Twelve years ago an optometrist noticed a hazy, swirling appearance in my grandmother’s eye during a routine checkup. That discovery eventually helped to explain my family’s painful history of health problems. I had already lost two uncles to kidney failure, but doctors were unable to diagnose why. The swirl in my grandmother’s cornea provided the answer.
Corneal swirl is a common sign of Fabry Disease, an inherited disorder that causes a deficiency in an enzyme called alpha-galactosidase A or alpha-GAL. This enzyme works to remove GL-3 from the body – a natural substance made of sugar and fat. Without enough of this enzyme, GL-3 builds up in cells throughout the body. This can lead to symptoms ranging from burning and itching in the hands and feet to severe kidney problems, including kidney failure.
Once my grandmother was diagnosed, doctors urged all of the members of my family to be tested. These tests showed that five out of nine of us had inherited Fabry, including myself and my son and daughter. I wasn’t too surprised by my diagnosis – for many years I had a feeling that my health was not right. I was constantly fatigued and had developed a burning sensation in my hands and feet that did not go away.
Fortunately for me and my family, our diagnosis came after a treatment was developed for Fabry disease. The therapy, known as Fabrazyme®, replaces the enzyme that is missing in my body. After a few years of treatment, my energy level improved and the burning sensation eased. I’m now focused on building a life and planning for a future for my children. My grandmother’s trip to the optometrist may have saved our lives – and for my son, who was only six months old when he was diagnosed, early treatment could play a key role in limiting symptoms and delaying disease progression.

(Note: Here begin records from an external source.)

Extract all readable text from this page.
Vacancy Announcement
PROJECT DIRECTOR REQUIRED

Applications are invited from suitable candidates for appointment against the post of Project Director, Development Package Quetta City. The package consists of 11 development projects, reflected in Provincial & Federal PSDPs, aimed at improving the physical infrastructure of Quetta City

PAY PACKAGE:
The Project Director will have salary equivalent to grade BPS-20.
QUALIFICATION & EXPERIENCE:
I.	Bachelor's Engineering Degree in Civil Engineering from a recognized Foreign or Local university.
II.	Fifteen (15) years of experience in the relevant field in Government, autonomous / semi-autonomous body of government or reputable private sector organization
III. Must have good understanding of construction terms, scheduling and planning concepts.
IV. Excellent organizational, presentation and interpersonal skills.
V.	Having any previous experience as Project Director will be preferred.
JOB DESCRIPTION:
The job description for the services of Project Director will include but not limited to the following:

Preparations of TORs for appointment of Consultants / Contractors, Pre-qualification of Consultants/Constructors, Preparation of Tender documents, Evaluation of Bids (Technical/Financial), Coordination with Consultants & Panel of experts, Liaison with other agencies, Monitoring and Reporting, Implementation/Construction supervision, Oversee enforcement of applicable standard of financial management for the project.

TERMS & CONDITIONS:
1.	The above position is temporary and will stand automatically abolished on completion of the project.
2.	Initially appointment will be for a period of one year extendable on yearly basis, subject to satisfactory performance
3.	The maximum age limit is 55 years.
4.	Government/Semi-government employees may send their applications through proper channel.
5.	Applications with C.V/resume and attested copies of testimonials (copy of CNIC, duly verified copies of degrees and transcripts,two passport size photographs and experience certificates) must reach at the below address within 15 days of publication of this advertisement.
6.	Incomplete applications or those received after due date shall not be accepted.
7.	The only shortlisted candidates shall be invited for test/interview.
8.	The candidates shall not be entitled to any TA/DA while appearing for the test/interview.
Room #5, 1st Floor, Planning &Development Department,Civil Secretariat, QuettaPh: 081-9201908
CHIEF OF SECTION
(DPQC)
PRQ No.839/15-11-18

Today taking care of our health is a true family activity. Twice each month I take my son and daughter to a pediatric treatment center more than an hour away. They have to miss school, but we try to make the time fun as they spend an hour having an infusion with enzyme replacement therapy. Then we make the trip back home to rest and rejuvenate.

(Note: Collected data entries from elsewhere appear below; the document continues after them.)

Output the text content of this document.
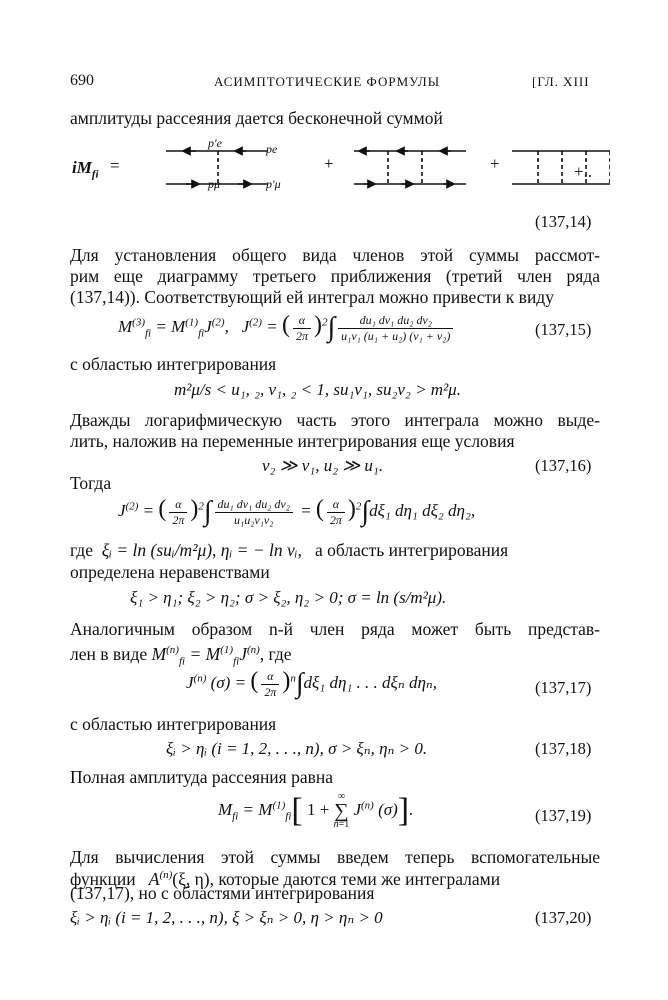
690	АСИМПТОТИЧЕСКИЕ ФОРМУЛЫ	[ГЛ. XIII
амплитуды рассеяния дается бесконечной суммой
$iM_{fi}$ =
p′e	pe
pμ	p′μ
+	+	+..
(137,14)
Для установления общего вида членов этой суммы рассмот-
рим еще диаграмму третьего приближения (третий член ряда
(137,14)). Соответствующий ей интеграл можно привести к виду
$M^{(3)}_{fi} = M^{(1)}_{fi}J^{(2)}$,   $J^{(2)}$ = ( $\frac{\alpha}{2\pi} )^2\int \frac{\text{du₁ dv₁ du₂ dv₂}}{\text{u₁v₁ (u₁ + u₂) (v₁ + v₂)}}$	(137,15)
с областью интегрирования
m²μ/s < u₁, ₂, v₁, ₂ < 1, su₁v₁, su₂v₂ > m²μ.
Дважды логарифмическую часть этого интеграла можно выде-
лить, наложив на переменные интегрирования еще условия
v₂ ≫ v₁, u₂ ≫ u₁.	(137,16)
Тогда
$J^{(2)}$ = ( $\frac{\alpha}{2\pi} )^2\int \frac{\text{du₁ dv₁ du₂ dv₂}}{\text{u₁u₂v₁v₂}}$ = ( $\frac{\alpha}{2\pi} )^2\int d\xi_1$ dη₁ dξ₂ dη₂,
где ξᵢ = ln (suᵢ/m²μ), ηᵢ = − ln vᵢ, а область интегрирования
определена неравенствами
ξ₁ > η₁; ξ₂ > η₂; σ > ξ₂, η₂ > 0; σ = ln (s/m²μ).
Аналогичным образом n-й член ряда может быть представ-
лен в виде $M^{(n)}_{fi} = M^{(1)}_{fi}J^{(n)}$, где
$J^{(n)}$ (σ) = ( $\frac{\alpha}{2\pi} )^n\int d\xi_1$ dη₁ . . . dξₙ dηₙ,	(137,17)
с областью интегрирования
ξᵢ > ηᵢ (i = 1, 2, . . ., n), σ > ξₙ, ηₙ > 0.	(137,18)
Полная амплитуда рассеяния равна
$M_{fi} = M^{(1)}_{fi}$[ 1 +
∞
∑
n=1
$J^{(n)}$ (σ)].	(137,19)
Для вычисления этой суммы введем теперь вспомогательные
функции $A^{(n)}(\xi$, η), которые даются теми же интегралами
(137,17), но с областями интегрирования
ξᵢ > ηᵢ (i = 1, 2, . . ., n), ξ > ξₙ > 0, η > ηₙ > 0	(137,20)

Finding the right support has been so important and helpful for us. My daughter struggled at school because she had to miss class so often. We switched to a public school that is much better able to accommodate her special needs, whether it’s the extra effort to help her catch up with missed class work or a gym teacher who recognizes when she needs to take a break.
Even with so much support, we find that having a rare disease that few people have ever heard of can be isolating. It’s my hope to start a support group within my community to help more people to get the support and encouragement they need to face Fabry disease. I also want to help more people learn about the resources that can help, including web sites like http://fabrycommunity.com/ that contain vital information about the impact of Fabry. It’s important because there are so many people who might be living with Fabry but are not diagnosed and are suffering even though treatment is available. We were lucky, because an eye exam helped to identify a dangerous disease in our family. I don’t want other families to have to depend on luck to get the help they need.